Figure 2.

Ca²⁺ transients elicited by either membrane depolarization or high-frequency mf stimulation. A, Unprocessed fluorescence image of a GrC filled with 200 μm OG1. Scale bar, 5 μm. Fluorescence intensity is color coded with arbitrary units within an interval chosen to allow the visualization of the synaptic terminals (note that, although the soma fluorescence appears saturated within this interval, it does not saturate the CCD detectors). The shape of a glomerulus is clearly visible at the terminal portion of the dendrite. B, During voltage-clamp recordings, we measured the Ca²⁺ transients induced either by a 200 ms depolarization from -70 to 0 mV or by high-frequency mf stimulation (1 s at 100 Hz) while holding the GrC at -70 mV in the absence of extracellular Mg²⁺. The corresponding time series of pseudoratio images from this GrC (warmer color code for higher ΔF/F₀) is shown.
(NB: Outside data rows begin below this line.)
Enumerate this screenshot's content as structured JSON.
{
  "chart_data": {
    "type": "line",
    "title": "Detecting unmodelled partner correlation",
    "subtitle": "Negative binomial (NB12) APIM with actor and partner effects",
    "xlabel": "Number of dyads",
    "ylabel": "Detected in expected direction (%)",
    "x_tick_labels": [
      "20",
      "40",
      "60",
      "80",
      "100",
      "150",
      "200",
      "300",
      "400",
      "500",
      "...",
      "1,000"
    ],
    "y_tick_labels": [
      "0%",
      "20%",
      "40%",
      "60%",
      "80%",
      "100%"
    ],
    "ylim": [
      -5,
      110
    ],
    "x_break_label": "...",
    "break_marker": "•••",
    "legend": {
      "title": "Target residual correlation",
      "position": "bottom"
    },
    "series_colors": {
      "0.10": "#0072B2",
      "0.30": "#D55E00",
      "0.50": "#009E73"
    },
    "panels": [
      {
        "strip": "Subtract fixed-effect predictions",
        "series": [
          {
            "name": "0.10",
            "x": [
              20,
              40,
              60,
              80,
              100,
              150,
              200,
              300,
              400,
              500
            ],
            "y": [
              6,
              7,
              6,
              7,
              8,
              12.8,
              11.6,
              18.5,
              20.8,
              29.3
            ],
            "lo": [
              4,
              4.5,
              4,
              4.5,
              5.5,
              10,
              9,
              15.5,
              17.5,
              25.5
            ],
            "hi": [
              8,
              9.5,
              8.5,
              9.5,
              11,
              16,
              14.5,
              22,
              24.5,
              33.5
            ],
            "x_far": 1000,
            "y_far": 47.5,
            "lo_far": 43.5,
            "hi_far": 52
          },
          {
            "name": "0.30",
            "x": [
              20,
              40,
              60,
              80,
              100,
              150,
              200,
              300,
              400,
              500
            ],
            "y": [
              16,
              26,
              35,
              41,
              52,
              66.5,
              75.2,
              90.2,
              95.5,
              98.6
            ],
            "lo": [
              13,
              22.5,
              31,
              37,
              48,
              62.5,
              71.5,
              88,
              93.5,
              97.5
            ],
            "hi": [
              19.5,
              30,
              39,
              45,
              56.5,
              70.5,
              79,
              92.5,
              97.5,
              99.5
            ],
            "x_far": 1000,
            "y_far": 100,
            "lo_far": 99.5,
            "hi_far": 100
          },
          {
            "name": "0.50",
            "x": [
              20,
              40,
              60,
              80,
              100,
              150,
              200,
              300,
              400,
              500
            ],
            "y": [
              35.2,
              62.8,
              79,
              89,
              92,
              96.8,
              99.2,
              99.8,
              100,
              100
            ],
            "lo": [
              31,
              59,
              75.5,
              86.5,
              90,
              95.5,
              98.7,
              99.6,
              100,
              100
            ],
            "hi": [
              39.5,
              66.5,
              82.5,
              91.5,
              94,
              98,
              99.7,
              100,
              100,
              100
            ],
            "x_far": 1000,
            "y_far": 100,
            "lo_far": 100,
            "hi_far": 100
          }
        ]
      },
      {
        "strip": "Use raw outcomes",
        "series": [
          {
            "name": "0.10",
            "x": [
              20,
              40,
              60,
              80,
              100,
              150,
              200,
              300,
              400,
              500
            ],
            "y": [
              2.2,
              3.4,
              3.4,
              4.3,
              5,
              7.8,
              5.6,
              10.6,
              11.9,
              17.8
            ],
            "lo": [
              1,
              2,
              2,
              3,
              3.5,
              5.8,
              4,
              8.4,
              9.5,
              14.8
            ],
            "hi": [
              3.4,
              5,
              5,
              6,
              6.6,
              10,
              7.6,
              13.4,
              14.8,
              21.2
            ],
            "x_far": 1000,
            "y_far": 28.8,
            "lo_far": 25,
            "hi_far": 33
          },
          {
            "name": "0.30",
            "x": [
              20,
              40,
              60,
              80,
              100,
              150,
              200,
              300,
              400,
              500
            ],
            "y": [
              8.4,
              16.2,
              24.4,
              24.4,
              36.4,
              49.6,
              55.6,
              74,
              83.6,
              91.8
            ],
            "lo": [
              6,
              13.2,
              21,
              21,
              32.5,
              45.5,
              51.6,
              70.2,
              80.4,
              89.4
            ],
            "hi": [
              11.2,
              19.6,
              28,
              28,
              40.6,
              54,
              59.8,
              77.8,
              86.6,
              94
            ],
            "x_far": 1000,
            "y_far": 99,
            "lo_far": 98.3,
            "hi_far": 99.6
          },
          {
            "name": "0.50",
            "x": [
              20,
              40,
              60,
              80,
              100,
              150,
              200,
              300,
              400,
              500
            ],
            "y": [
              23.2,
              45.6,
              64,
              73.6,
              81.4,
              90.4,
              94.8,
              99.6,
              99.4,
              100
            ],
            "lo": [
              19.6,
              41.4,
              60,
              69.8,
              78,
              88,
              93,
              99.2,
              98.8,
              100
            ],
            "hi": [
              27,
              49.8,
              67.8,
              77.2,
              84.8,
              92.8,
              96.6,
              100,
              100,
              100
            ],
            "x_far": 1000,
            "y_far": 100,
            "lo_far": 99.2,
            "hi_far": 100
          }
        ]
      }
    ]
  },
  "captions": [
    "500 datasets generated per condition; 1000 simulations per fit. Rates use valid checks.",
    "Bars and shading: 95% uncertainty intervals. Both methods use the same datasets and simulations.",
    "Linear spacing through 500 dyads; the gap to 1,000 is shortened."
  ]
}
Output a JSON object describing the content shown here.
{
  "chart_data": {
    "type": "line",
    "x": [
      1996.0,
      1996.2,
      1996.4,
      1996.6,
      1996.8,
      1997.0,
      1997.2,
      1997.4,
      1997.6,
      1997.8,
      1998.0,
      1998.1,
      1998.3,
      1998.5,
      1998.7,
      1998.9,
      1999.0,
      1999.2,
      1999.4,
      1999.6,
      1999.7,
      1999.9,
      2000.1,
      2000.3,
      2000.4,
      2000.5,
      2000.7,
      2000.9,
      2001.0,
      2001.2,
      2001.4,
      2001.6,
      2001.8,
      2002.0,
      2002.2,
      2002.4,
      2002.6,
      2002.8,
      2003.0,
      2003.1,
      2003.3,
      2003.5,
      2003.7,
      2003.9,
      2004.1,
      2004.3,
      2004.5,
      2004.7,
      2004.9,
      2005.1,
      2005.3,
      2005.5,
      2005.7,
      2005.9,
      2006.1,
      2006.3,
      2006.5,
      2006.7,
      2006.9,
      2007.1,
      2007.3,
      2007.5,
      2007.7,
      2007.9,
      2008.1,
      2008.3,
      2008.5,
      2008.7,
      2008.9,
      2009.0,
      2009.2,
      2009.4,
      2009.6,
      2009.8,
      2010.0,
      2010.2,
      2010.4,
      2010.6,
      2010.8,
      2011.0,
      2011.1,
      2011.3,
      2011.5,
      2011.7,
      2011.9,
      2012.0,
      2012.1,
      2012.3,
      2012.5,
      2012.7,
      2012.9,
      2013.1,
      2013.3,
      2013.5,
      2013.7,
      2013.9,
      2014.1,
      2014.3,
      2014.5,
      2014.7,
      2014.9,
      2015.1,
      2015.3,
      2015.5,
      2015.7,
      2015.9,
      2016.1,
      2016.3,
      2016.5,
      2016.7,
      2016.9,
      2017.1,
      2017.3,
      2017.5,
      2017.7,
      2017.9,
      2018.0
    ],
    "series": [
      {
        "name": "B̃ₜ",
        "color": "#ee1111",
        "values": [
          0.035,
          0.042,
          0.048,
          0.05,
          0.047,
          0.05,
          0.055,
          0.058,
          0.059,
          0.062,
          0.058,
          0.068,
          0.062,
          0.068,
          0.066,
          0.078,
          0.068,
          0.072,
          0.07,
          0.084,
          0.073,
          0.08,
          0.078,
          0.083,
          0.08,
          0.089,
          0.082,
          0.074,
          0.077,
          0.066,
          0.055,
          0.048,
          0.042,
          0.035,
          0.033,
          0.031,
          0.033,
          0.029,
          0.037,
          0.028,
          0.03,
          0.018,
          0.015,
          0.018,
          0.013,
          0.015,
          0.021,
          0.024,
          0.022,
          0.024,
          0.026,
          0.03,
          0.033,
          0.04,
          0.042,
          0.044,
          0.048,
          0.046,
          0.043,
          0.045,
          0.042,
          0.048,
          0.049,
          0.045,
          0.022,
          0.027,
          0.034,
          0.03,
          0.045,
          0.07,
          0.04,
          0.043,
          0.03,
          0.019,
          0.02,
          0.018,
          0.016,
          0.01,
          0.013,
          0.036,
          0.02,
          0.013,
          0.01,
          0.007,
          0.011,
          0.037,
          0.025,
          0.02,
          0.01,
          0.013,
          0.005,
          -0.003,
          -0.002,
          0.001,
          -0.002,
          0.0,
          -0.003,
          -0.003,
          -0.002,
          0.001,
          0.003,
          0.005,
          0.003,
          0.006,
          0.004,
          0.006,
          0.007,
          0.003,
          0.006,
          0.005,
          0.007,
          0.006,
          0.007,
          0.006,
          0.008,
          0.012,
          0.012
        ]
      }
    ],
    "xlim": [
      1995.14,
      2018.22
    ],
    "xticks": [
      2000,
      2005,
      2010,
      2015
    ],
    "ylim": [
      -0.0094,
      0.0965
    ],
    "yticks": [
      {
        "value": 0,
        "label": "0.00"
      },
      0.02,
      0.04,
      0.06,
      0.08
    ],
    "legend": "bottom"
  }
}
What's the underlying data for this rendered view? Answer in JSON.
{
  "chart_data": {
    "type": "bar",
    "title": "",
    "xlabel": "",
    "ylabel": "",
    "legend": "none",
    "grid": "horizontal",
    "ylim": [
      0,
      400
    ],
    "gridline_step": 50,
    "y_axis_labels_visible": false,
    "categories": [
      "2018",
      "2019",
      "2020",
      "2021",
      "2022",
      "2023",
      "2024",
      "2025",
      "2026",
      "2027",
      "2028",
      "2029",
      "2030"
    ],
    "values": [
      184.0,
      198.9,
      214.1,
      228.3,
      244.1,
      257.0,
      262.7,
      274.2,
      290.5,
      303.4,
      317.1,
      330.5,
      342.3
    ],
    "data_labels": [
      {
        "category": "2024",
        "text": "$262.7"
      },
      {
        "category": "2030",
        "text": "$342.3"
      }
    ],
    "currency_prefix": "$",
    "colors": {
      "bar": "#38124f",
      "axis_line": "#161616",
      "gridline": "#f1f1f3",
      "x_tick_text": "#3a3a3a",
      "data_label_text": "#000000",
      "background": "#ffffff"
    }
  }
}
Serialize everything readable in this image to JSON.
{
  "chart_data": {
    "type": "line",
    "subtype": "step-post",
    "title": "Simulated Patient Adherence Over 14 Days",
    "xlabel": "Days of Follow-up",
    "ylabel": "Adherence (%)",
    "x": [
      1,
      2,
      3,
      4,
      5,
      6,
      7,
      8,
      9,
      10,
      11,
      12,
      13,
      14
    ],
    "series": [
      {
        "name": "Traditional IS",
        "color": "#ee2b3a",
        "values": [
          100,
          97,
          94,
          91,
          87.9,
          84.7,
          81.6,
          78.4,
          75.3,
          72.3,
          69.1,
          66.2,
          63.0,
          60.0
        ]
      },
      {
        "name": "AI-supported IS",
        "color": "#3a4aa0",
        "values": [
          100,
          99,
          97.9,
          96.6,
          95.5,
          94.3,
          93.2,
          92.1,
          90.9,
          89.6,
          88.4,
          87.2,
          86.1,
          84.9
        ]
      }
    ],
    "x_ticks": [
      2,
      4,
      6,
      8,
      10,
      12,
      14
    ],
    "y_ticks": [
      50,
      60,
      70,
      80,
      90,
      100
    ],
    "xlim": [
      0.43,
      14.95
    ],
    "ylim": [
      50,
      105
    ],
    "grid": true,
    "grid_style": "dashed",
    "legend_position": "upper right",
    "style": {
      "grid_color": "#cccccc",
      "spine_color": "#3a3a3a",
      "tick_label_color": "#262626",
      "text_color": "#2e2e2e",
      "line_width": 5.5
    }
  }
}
The Ca²⁺ increase is maximal at the level of the glomerulus during both depolarization and mf stimulation. C, ΔF/F₀ is evaluated in the ROI (inset) at the level of the glomerulus for the same cell as in A and B. Depolarization and mf stimulation induce Ca²⁺ transients of similar maximal amplitude at the synaptic level. In this and subsequent figures, depolarization and mf stimulation are indicated by black bars. The voltage-clamp (VC) current elicited by depolarization and mf stimulation is shown at the bottom on the same time scale as the Ca²⁺ transient and is expanded in the inset. During depolarization, a large peak Na⁺ current is followed by a persistent component partially masked by outward K⁺ currents (the Ca²⁺ current is clearly visible only under selective ionic conditions) (Rossi et al., 1994). During mf stimulation, the EPSC oscillations are associated with a steady current mostly determined by NMDA channels (Rossi et al., 2002).